JAKARTA—Indonesia has arrested seven terror suspects who allegedly smuggled weapons into the country from the Philippines through Malaysia, the national police spokesman said Tuesday.

“They were rounded up in the capital Jakarta and Surabaya city for their alleged involvement in firearms smuggling from the Philippines,” Boy Rafli Amar said, adding that they had passed through Tawau in Malaysian Borneo.

“They are now being questioned by the counter-terrorism Detachment 88,” he said.

Seven firearms were seized along with about one hundred rounds of ammunition, he added.

An unnamed police source said that the arrested group had planned to mount an armed bank robbery to fund their terror activities.

Police last month arrested 16 terror suspects for a plot to poison police personnel with cyanide at station canteens.

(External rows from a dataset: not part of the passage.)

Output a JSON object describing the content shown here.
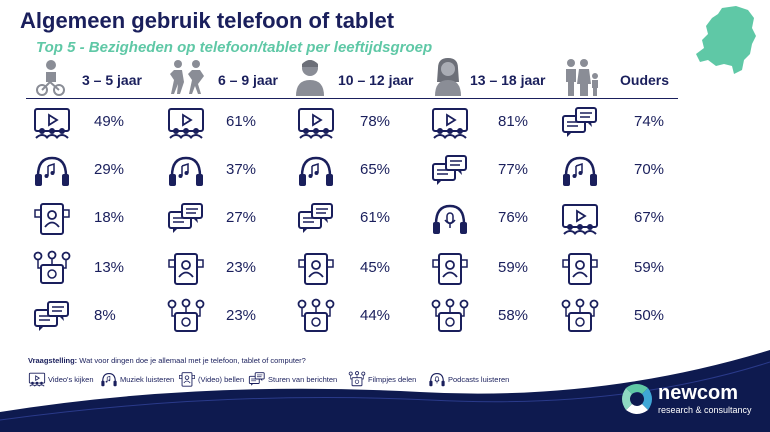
{
  "title": "Algemeen gebruik telefoon of tablet",
  "subtitle": "Top 5 - Bezigheden op telefoon/tablet per leeftijdsgroep",
  "columns": [
    {
      "label": "3 – 5 jaar",
      "icon": "toddler-on-bike-icon"
    },
    {
      "label": "6 – 9 jaar",
      "icon": "children-playing-icon"
    },
    {
      "label": "10 – 12 jaar",
      "icon": "boy-icon"
    },
    {
      "label": "13 – 18 jaar",
      "icon": "girl-icon"
    },
    {
      "label": "Ouders",
      "icon": "family-icon"
    }
  ],
  "rows": [
    [
      {
        "icon": "videos",
        "value": "49%"
      },
      {
        "icon": "videos",
        "value": "61%"
      },
      {
        "icon": "videos",
        "value": "78%"
      },
      {
        "icon": "videos",
        "value": "81%"
      },
      {
        "icon": "messages",
        "value": "74%"
      }
    ],
    [
      {
        "icon": "music",
        "value": "29%"
      },
      {
        "icon": "music",
        "value": "37%"
      },
      {
        "icon": "music",
        "value": "65%"
      },
      {
        "icon": "messages",
        "value": "77%"
      },
      {
        "icon": "music",
        "value": "70%"
      }
    ],
    [
      {
        "icon": "videocall",
        "value": "18%"
      },
      {
        "icon": "messages",
        "value": "27%"
      },
      {
        "icon": "messages",
        "value": "61%"
      },
      {
        "icon": "podcast",
        "value": "76%"
      },
      {
        "icon": "videos",
        "value": "67%"
      }
    ],
    [
      {
        "icon": "share",
        "value": "13%"
      },
      {
        "icon": "videocall",
        "value": "23%"
      },
      {
        "icon": "videocall",
        "value": "45%"
      },
      {
        "icon": "videocall",
        "value": "59%"
      },
      {
        "icon": "videocall",
        "value": "59%"
      }
    ],
    [
      {
        "icon": "messages",
        "value": "8%"
      },
      {
        "icon": "share",
        "value": "23%"
      },
      {
        "icon": "share",
        "value": "44%"
      },
      {
        "icon": "share",
        "value": "58%"
      },
      {
        "icon": "share",
        "value": "50%"
      }
    ]
  ],
  "question": {
    "label": "Vraagstelling:",
    "text": "Wat voor dingen doe je allemaal met je telefoon, tablet of computer?"
  },
  "legend": [
    {
      "icon": "videos",
      "label": "Video's kijken"
    },
    {
      "icon": "music",
      "label": "Muziek luisteren"
    },
    {
      "icon": "videocall",
      "label": "(Video) bellen"
    },
    {
      "icon": "messages",
      "label": "Sturen van berichten"
    },
    {
      "icon": "share",
      "label": "Filmpjes delen"
    },
    {
      "icon": "podcast",
      "label": "Podcasts luisteren"
    }
  ],
  "logo": {
    "name": "newcom",
    "tagline": "research & consultancy"
  },
  "colors": {
    "navy": "#1a1f5c",
    "teal": "#5fc8a6",
    "footer": "#0e1a4f"
  }
}
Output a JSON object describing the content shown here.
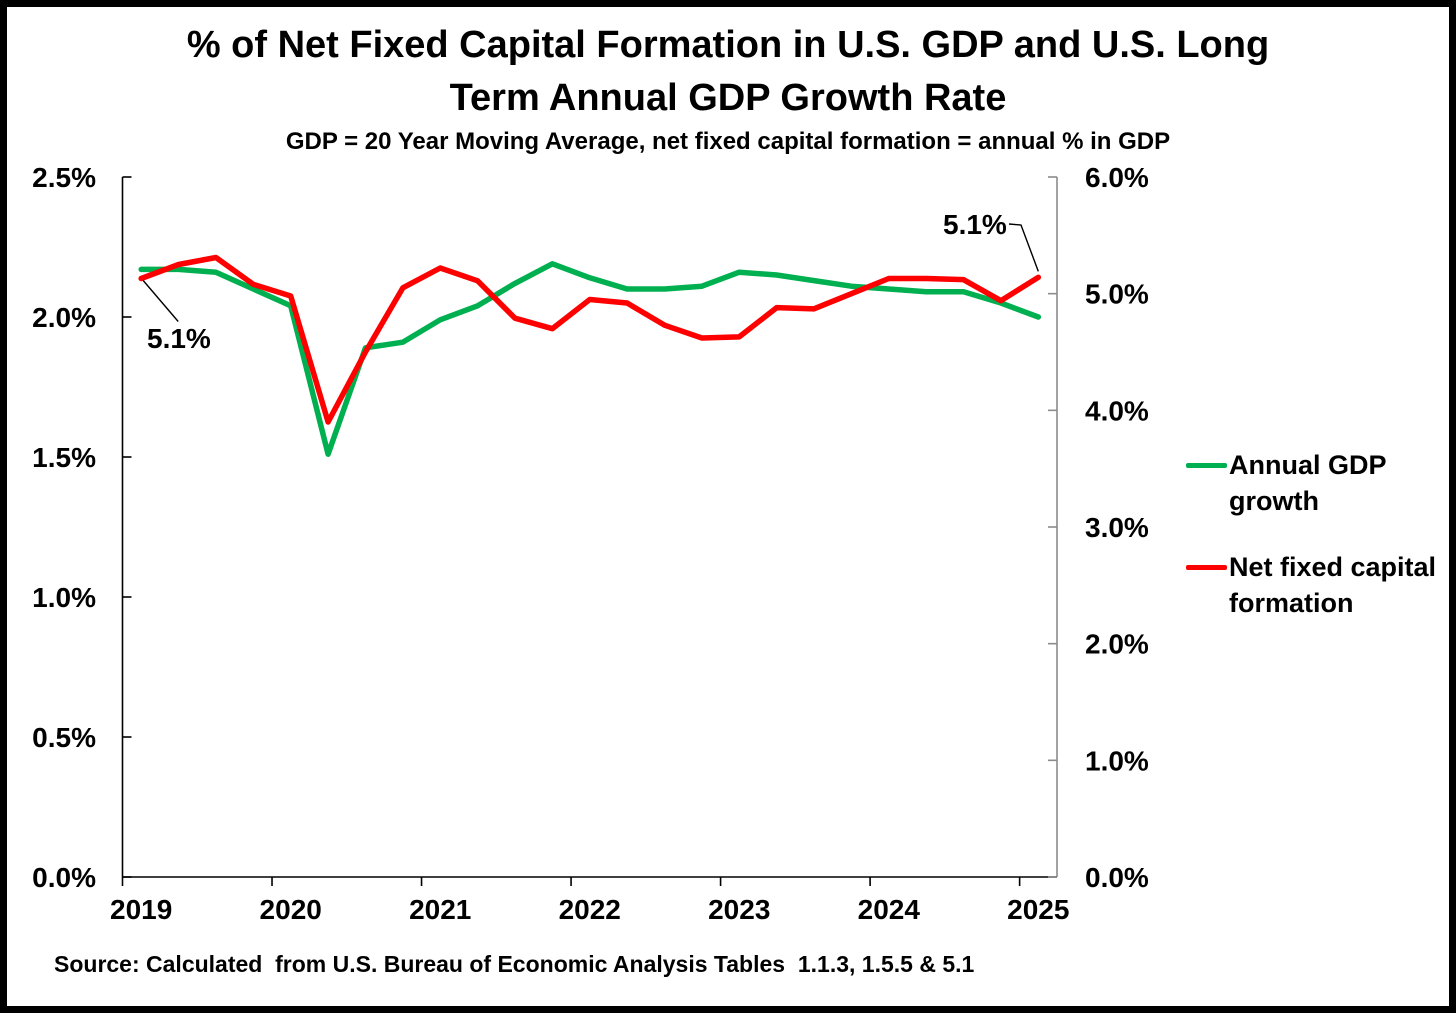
{
  "title": {
    "line1": "% of Net Fixed Capital Formation in U.S. GDP and U.S. Long",
    "line2": "Term Annual GDP Growth Rate",
    "subtitle": "GDP = 20 Year Moving Average, net fixed capital formation = annual % in GDP"
  },
  "source": "Source: Calculated  from U.S. Bureau of Economic Analysis Tables  1.1.3, 1.5.5 & 5.1",
  "legend": [
    {
      "label": "Annual GDP growth",
      "color": "#00B050"
    },
    {
      "label": "Net fixed capital formation",
      "color": "#FF0000"
    }
  ],
  "annotations": {
    "start": {
      "text": "5.1%",
      "points_to": "first Net fixed capital formation value"
    },
    "end": {
      "text": "5.1%",
      "points_to": "last Net fixed capital formation value"
    }
  },
  "chart_data": {
    "type": "line",
    "grid": false,
    "legend_position": "right",
    "categories": [
      "2019 Q1",
      "2019 Q2",
      "2019 Q3",
      "2019 Q4",
      "2020 Q1",
      "2020 Q2",
      "2020 Q3",
      "2020 Q4",
      "2021 Q1",
      "2021 Q2",
      "2021 Q3",
      "2021 Q4",
      "2022 Q1",
      "2022 Q2",
      "2022 Q3",
      "2022 Q4",
      "2023 Q1",
      "2023 Q2",
      "2023 Q3",
      "2023 Q4",
      "2024 Q1",
      "2024 Q2",
      "2024 Q3",
      "2024 Q4",
      "2025 Q1"
    ],
    "series": [
      {
        "name": "Annual GDP growth",
        "axis": "left",
        "color": "#00B050",
        "values": [
          2.17,
          2.17,
          2.16,
          2.1,
          2.04,
          1.51,
          1.89,
          1.91,
          1.99,
          2.04,
          2.12,
          2.19,
          2.14,
          2.1,
          2.1,
          2.11,
          2.16,
          2.15,
          2.13,
          2.11,
          2.1,
          2.09,
          2.09,
          2.05,
          2.0
        ]
      },
      {
        "name": "Net fixed capital formation",
        "axis": "right",
        "color": "#FF0000",
        "values": [
          5.13,
          5.25,
          5.31,
          5.08,
          4.98,
          3.9,
          4.5,
          5.05,
          5.22,
          5.11,
          4.79,
          4.7,
          4.95,
          4.92,
          4.73,
          4.62,
          4.63,
          4.88,
          4.87,
          5.0,
          5.13,
          5.13,
          5.12,
          4.94,
          5.14
        ]
      }
    ],
    "left_axis": {
      "min": 0,
      "max": 2.5,
      "tick_labels": [
        "0.0%",
        "0.5%",
        "1.0%",
        "1.5%",
        "2.0%",
        "2.5%"
      ],
      "color": "#000000"
    },
    "right_axis": {
      "min": 0,
      "max": 6.0,
      "tick_labels": [
        "0.0%",
        "1.0%",
        "2.0%",
        "3.0%",
        "4.0%",
        "5.0%",
        "6.0%"
      ],
      "color": "#8C8C8C"
    },
    "x_axis": {
      "tick_labels": [
        "2019",
        "2020",
        "2021",
        "2022",
        "2023",
        "2024",
        "2025"
      ],
      "label_category_indices": [
        0,
        4,
        8,
        12,
        16,
        20,
        24
      ],
      "color": "#000000"
    }
  }
}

According to investigators they planned to inject the poison into mineral water bottles.

In the last few months dozens of suspects have been held who are allegedly part of a new militant cell behind a series of recent incidents, including book bombs sent to Muslim moderates and counter-terrorism officials.

The cell was linked to an April suicide bomb attack in a prayer room at a police compound in Cirebon in West Java.

Police also foiled a bid to set off a huge bomb near a church on the outskirts of Jakarta at Easter. No one was killed in those incidents.

Indonesia has been rocked by a series of attacks staged by the regional terror network Jemaah Islamiyah in recent years, including the 2002 Bali bombings which killed 202 people.